Çatışmanın dinmediği Gazi Mahallesi’nde tehlikeli bir oyun mu sahneye konuyordu? Gazi Cemevine üç gün boyunca yapılan saldırılar Aleviler üzerinden yeni katliamların başlayacağının bir işareti miydi? Gazi Cemevine yapılan bu saldırılar yalnızca Alevi milletvekillerinin, Alevilerin ve solcuların mı meselesiydi? Bir hafta içinde birden karışan Türkiye 90’lara geri mi dönüyordu? Kafamızda sorularla Gazi mahallesinin yolunu tuttuk.

Çatışmalar durmuş, polis çekilmişti. Mahalle yorgundu.
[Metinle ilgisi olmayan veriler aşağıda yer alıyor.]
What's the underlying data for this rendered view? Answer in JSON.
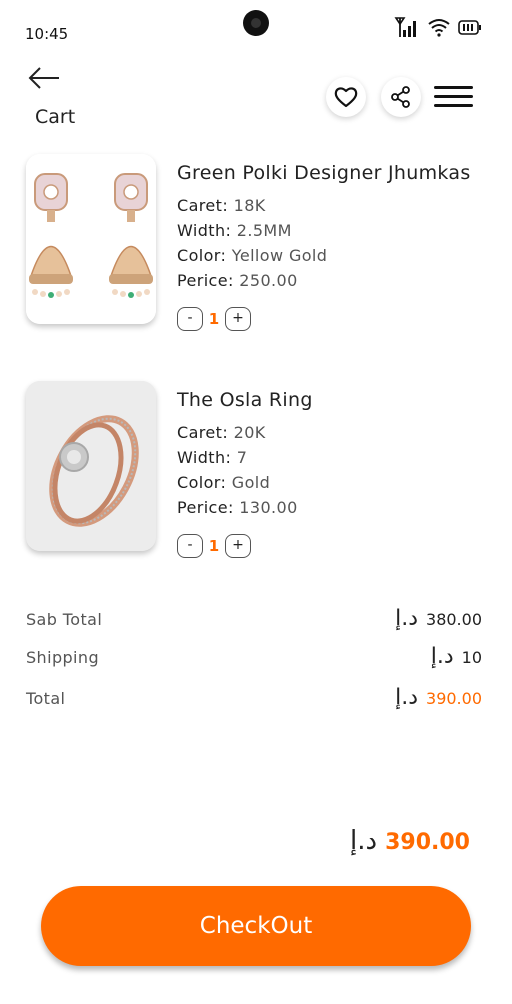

Yoğun bir biber gazı kokusu hâkimdi sokaklarda. Tedirgin esnaf yine olay çıkar endişesiyle kepenkleri açmamıştı. Cenaze töreni için toplanan kalabalık giderek çoğalıyordu. Sloganlar eşliğinde, örgütün kırmızı bayrakları arasında kavgasız, gürültüsüz helikopterlerin, droneların havadan kesintisiz takibiyle cenaze defnedildi.
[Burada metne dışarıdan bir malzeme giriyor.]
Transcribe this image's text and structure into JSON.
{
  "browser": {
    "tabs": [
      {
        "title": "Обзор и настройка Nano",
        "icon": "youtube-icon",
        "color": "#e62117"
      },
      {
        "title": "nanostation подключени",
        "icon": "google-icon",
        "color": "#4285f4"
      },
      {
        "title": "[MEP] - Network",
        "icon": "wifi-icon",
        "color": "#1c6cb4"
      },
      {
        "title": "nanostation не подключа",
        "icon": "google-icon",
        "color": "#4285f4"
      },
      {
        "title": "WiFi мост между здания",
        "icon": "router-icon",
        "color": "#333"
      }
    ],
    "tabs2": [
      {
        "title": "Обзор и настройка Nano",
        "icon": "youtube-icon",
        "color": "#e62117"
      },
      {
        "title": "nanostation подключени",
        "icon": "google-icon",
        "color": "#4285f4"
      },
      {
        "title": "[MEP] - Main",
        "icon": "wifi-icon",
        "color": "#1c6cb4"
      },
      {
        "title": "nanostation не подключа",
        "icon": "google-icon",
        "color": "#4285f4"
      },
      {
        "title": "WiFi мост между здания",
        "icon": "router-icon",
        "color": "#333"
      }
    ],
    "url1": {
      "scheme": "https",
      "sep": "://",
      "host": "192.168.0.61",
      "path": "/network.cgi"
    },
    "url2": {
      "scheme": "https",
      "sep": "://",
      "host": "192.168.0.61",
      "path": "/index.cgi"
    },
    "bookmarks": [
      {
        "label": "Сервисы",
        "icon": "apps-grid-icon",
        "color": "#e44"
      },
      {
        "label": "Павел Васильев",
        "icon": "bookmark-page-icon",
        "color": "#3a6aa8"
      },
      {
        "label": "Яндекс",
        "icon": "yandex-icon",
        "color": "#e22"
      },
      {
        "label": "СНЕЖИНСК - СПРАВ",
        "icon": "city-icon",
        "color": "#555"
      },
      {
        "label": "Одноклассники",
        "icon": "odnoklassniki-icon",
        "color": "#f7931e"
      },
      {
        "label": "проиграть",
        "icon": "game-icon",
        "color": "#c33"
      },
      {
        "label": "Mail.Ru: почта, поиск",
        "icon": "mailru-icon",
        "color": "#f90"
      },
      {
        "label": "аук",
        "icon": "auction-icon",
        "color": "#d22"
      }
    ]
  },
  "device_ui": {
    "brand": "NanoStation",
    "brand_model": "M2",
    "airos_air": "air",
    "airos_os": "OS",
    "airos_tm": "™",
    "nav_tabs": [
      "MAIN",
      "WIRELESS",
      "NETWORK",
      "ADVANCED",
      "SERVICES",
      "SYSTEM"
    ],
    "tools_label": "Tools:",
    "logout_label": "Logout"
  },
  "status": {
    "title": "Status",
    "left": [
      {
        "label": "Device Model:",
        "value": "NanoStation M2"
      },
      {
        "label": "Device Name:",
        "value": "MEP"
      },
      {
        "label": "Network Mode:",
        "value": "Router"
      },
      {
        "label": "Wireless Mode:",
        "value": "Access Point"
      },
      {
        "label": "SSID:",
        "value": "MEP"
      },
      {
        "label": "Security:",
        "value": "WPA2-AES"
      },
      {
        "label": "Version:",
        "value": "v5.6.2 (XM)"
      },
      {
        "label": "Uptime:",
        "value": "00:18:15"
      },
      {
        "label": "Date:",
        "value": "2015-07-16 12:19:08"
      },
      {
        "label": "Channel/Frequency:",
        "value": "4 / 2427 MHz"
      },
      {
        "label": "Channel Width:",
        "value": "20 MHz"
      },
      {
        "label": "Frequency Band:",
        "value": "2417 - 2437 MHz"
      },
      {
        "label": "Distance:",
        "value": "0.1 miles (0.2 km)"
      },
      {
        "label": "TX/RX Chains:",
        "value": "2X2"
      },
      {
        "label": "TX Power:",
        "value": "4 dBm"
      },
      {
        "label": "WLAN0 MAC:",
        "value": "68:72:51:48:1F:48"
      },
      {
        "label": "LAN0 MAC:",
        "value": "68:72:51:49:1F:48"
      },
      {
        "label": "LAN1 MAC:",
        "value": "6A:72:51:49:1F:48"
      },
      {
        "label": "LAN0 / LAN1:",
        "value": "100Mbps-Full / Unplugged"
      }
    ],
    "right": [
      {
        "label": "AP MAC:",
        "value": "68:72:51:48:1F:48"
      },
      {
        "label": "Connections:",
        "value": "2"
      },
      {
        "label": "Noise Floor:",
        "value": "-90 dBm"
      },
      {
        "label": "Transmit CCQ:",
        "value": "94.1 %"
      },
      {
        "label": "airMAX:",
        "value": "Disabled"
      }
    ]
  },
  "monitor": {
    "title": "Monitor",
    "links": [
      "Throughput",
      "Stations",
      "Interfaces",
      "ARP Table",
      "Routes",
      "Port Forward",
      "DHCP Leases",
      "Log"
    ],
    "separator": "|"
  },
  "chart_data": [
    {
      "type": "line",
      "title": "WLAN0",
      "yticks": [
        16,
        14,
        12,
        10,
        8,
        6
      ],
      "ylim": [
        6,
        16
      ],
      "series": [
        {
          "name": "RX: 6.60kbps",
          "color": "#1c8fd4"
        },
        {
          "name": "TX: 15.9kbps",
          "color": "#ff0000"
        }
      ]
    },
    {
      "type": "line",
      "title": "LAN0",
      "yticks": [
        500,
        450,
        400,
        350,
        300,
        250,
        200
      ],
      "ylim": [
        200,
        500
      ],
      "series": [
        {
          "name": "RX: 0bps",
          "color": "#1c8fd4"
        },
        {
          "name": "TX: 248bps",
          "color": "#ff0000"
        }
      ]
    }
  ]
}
Cemevine saldırı bilinçli mi?

Gazi Cemevi Dedesi Veli Gülsoy, “Biz yeni bir Sivas, Maraş, Çorum yaşadık.” diye başlıyor sözlerine. Ona göre cemevinin, mahallenin üç günlük ablukası hazırlanmış bir senaryo. Saldırının tamamı bilinçli. Günay Özarslan’ın cenazesi yıkanıp rızalığı alınmış. Cenaze namazı kılındıktan sonra TOMA ve akrepler cemevinin olduğu sokağı çevirmiş. O saatten sonra başlamış her şey; tomalar tazyikli su sıkıp biber gazı attıkça, taşla karşılık verilmiş ve  çatışma Pazar gece 3’e dek sürmüş. Cenazeyi defnetmek için izin istendiğinde, “Emir var. İç güvenlik yasasına göre kimse flama ve üniforma gibi örgütsel simgeler içeren, herhangi bir örgütün reklamını yapan birşey taşıyamaz, propaganda yapamaz, yasaktır.” cevabını almışlar.
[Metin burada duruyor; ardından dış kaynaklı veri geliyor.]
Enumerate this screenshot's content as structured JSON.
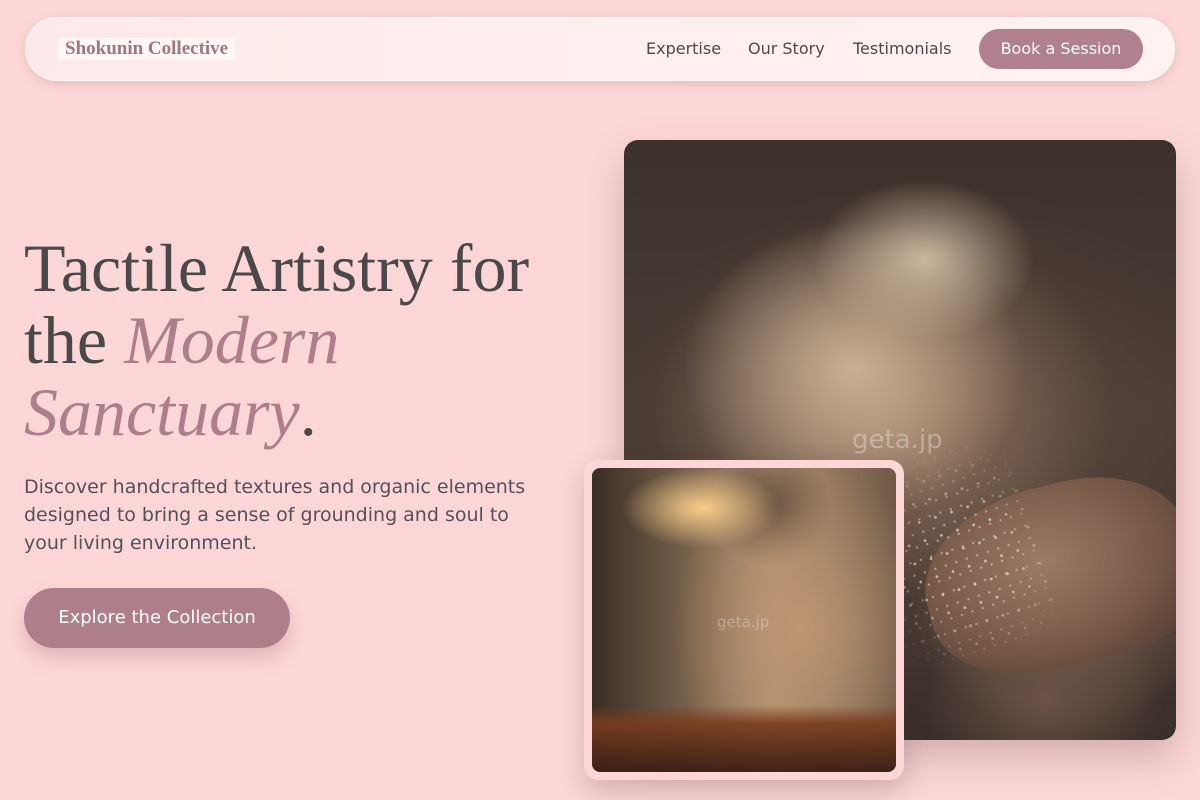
{
  "brand": {
    "name": "Shokunin Collective"
  },
  "nav": {
    "links": [
      "Expertise",
      "Our Story",
      "Testimonials"
    ],
    "cta": "Book a Session"
  },
  "hero": {
    "headline_part1": "Tactile Artistry for the ",
    "headline_emphasis": "Modern Sanctuary",
    "headline_end": ".",
    "description": "Discover handcrafted textures and organic elements designed to bring a sense of grounding and soul to your living environment.",
    "button": "Explore the Collection"
  },
  "images": {
    "main_watermark": "geta.jp",
    "inset_watermark": "geta.jp"
  },
  "colors": {
    "background": "#fdd7d7",
    "accent": "#ae7e8b",
    "text_dark": "#4b4849"
  }
}
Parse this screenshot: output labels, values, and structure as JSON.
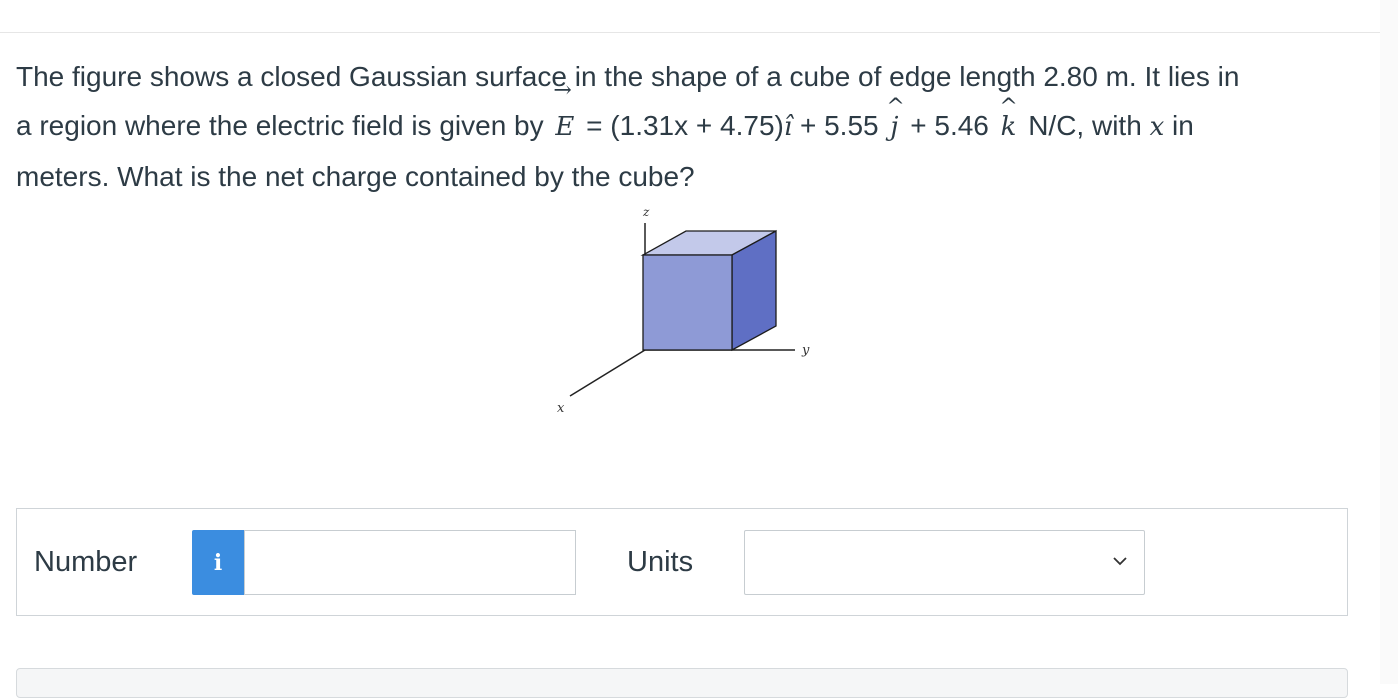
{
  "question": {
    "part1": "The figure shows a closed Gaussian surface in the shape of a cube of edge length 2.80 m. It lies in",
    "part2": "a region where the electric field is given by",
    "vector_symbol": "E",
    "vector_arrow": "→",
    "equation_a": "= (1.31x + 4.75)",
    "unit_i": "î",
    "equation_b": "+ 5.55",
    "unit_j": "j",
    "caret": "^",
    "equation_c": "+ 5.46",
    "unit_k": "k",
    "part3": "N/C, with",
    "x_var": "x",
    "part4": "in",
    "part5": "meters. What is the net charge contained by the cube?"
  },
  "figure": {
    "axis_z": "z",
    "axis_y": "y",
    "axis_x": "x",
    "colors": {
      "front": "#8e9ad6",
      "top": "#c3c9ea",
      "side": "#5f6fc4",
      "edge": "#1c1c1c"
    }
  },
  "answer": {
    "number_label": "Number",
    "info_icon_glyph": "i",
    "number_value": "",
    "units_label": "Units",
    "units_selected": ""
  }
}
“Cenaze bahane edildi, cemevi abluka altına alındı, mahalle, cemevi yangın yerine döndü.” diyen Veli Gülsoy, araya CHP ve HDP milletvekillerinin girdiğini, Alevi çalıştaylarından tanıdığı Faruk Çelik, vali yardımcısı ve kaymakamla görüşmeler yaptığını, izin çıktıktan sonra ise olaysız  birşekilde cenazenin toprağa verildiğini söylüyor.

“Sünni bir vatandaşın cenazesi olsa ve camiye götürülse, gaz atılıp, su sıkılır mıydı? Cemevine polis nasıl saldırabiliyor ve cenazenin nasıl kaldırılacağına niye karışıyor? IŞİD’i nasıl korudukları bilinmiyor mu? Ömerli’de devlete meydan okuyanlara, halifeliğini ilan edenlere neden bir şey denmiyor? Onlar görülmüyor da, bu cenazeyi gömmek isteyenlerin ellerindeki kırmızı bez parçalarını mı görüyorlar?”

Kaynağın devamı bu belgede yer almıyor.